Exploiting CELLULOSE SYNTHASE (CESA) class-specificity to probe cellulose microfibril biosynthesis

First author: Manoj Kumar; Affiliations: University of Manchester (曼彻斯特大学): Manchester, UK

Corresponding author: Simon R. Turner

Cellulose microfibrils (纤维素微纤丝) are the basic units of cellulose in plants. The structure of these microfibrils is at least partly determined by the structure of the cellulose synthase complex. In higher plants, this complex is composed of 18 to 24 catalytic subunits known as CELLULOSE SYNTHASE A (CESA) proteins. Three different classes of CESA proteins are required for cellulose synthesis and for secondary cell wall cellulose biosynthesis, which include CESA4, CESA7, and CESA8. To probe the relationship between CESA proteins and microfibril structure, we created mutant cesa proteins that lack catalytic activity but retain sufficient structural integrity to allow assembly of the cellulose synthase complex. Using a series of Arabidopsis mutants and genetic backgrounds, we found consistent differences in the ability of these mutant CESA proteins to complement the cellulose-deficient phenotype of the cesa null mutants. The best complementation was observed with catalytically inactive cesa4 while the equivalent mutation in cesa8 exhibited significantly lower levels of complementation. Using a variety of biophysical techniques, including ssNMR and FTIR, to study these mutant plants we found evidence for changes in cellulose microfibril structure, but these changes largely correlated with cellulose content and reflected differences in the relative proportion of primary and secondary cell walls. Our results suggest that individual CESA classes have similar roles in determining cellulose microfibril structure, and it is likely that the different effects of mutating members of different CESA classes is a consequence of their different catalytic activity and their influence on the overall rate of cellulose synthesis.

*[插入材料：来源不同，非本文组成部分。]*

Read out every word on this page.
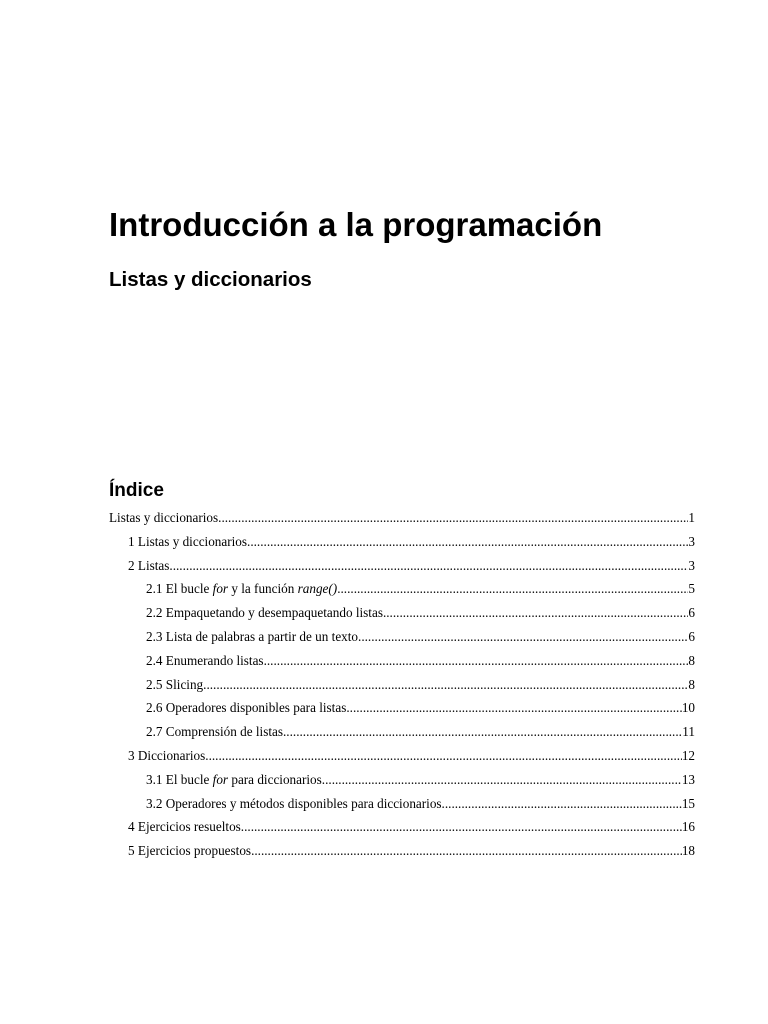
Introducción a la programación
Listas y diccionarios
Índice
Listas y diccionarios .....	1
1 Listas y diccionarios .....	3
2 Listas .....	3
2.1 El bucle for y la función range() .....	5
2.2 Empaquetando y desempaquetando listas .....	6
2.3 Lista de palabras a partir de un texto .....	6
2.4 Enumerando listas .....	8
2.5 Slicing .....	8
2.6 Operadores disponibles para listas .....	10
2.7 Comprensión de listas .....	11
3 Diccionarios .....	12
3.1 El bucle for para diccionarios .....	13
3.2 Operadores y métodos disponibles para diccionarios .....	15
4 Ejercicios resueltos .....	16
5 Ejercicios propuestos .....	18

纤维素微纤丝是植物纤维素的基本组成单位。纤维素合酶复合物的结构部分决定了这些微纤丝的结构。在高等植物中，纤维素合酶复合物由18到24的催化亚基组成，这些催化亚基就是纤维素合酶CESA蛋白。三个不同的纤维素合酶蛋白CESA4、CESA7和CESA8作用于纤维素合成和次生细胞壁纤维素的生物合成。为了研究CESA蛋白和微纤丝结构之间的关系，作者构建了cesa蛋白突变体，该突变体虽然缺失了催化活性，但仍保留了足够的结构完整性能够形成纤维素合酶复合物。利用一系列的拟南芥突变体和遗传背景，作者发现在这些CESA蛋白互补cesa无效突变体纤维素缺陷表型的能力存在连续的差异。其中，cesa4催化失活具有最好的互补表现，而cesa8的等效突变存在最低水平的互补表现。利用一些诸如ssNMR和FTIR等生物物理的工具，作者研究了这些突变体的表型，并鉴定了纤维素微纤丝结构的改变，但这些改变与纤维素含量相关，反应了初生和次生细胞壁相对比例的差异。本文的结果表明不同的CESA蛋白在决定纤维素微纤丝结构方面具有类似的作用，而不同CESA突变体的差异可能是其催化活性的不同以及对于纤维素合酶整体速率的影响不同所导致的。

通讯：Simon R. Turner (https://www.research.manchester.ac.uk/portal/simon.turner.html)

个人简历：1979-1982年，英国布里斯托大学，生物化学学士；1984-1998年，约翰英纳斯中心，博士。

研究方向：纤维素生物合成；纤维素合酶复合物与纤维素微纤丝结构之间的关系；植物维管发育。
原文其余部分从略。